Taylor is not a member of OSU's academic faculty and has no published research on Arctic climate, but Sen. Inhofe cited Taylor's claim that Arctic temperatures were much warmer in the 1930s as proof global warming is bogus.

James Overland, a Seattle-based oceanographer who has studied the Arctic for nearly 40 years, analyzed temperatures across a wider area than Taylor. His conclusion: The 1930s were warm — but the 1990s were warmer. Two other peer-reviewed analyses agree.

Even more significant, Overland found the 1930s warming was typical of natural climate variation: Siberia might be warm one year and normal the next, while another part of the Arctic experienced unusual heat. Now there's persistent warming everywhere.
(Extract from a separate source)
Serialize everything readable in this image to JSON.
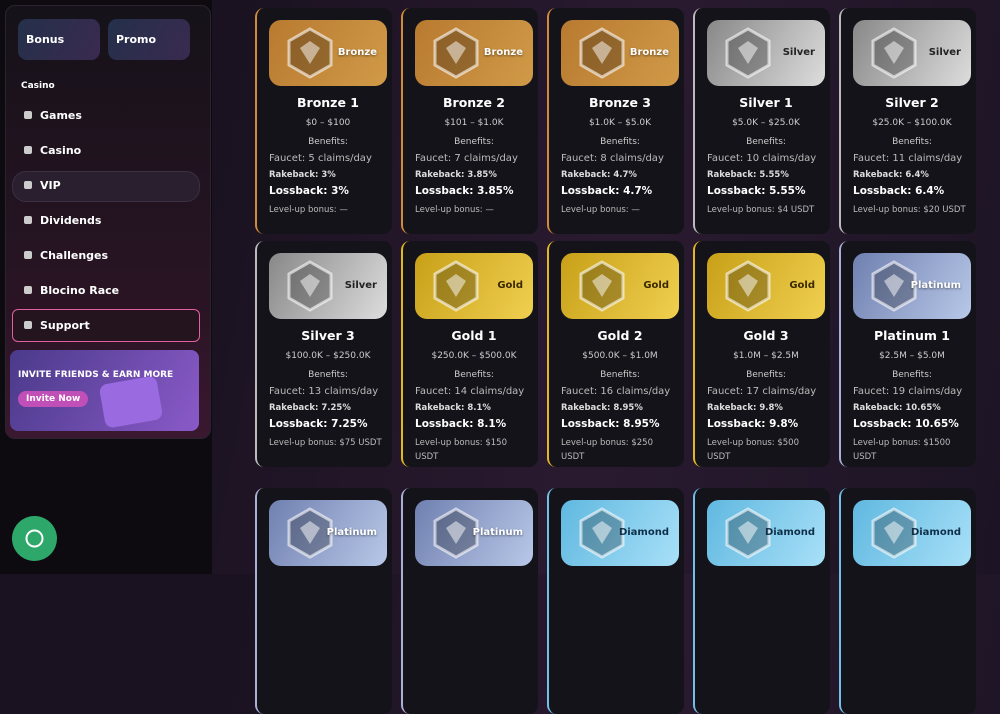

Taylor said in an e-mail that Tech Central Station paid him $500 for global-warming articles. United for Jobs, an industry coalition that opposes higher fuel-efficiency standards and greenhouse-gas limits, also paid Taylor and a co-author $4,000 for an article published on Tech Central Station.


The emphasis is my own; not that of The Seattle Times. Once again, by giving this bought and paid for skeptic equal time without mentioning his energy corporation funding or his lack of peer review, the Seattle Times has participated in perpetuating to the public the view that the debate is 50-50 and not 99-1 in favor of global warming (to use Ms. Doughton's words). Granted, the Seattle Times did not write this new article. But they did re-print it without the proper editorial oversight. In that, the Times failed on it's follow through of it's fine original piece of journalism. It allowed "balance" to triumph over editing and/or ethics and that's a shame. I have written to both Ms. Doughton and executive editor Michael Fancher (since he posted an editorial on the global warming piece, touting it as top notch journalism - as he should) about this. If I hear a reply, then I will definitely report back on it in this space.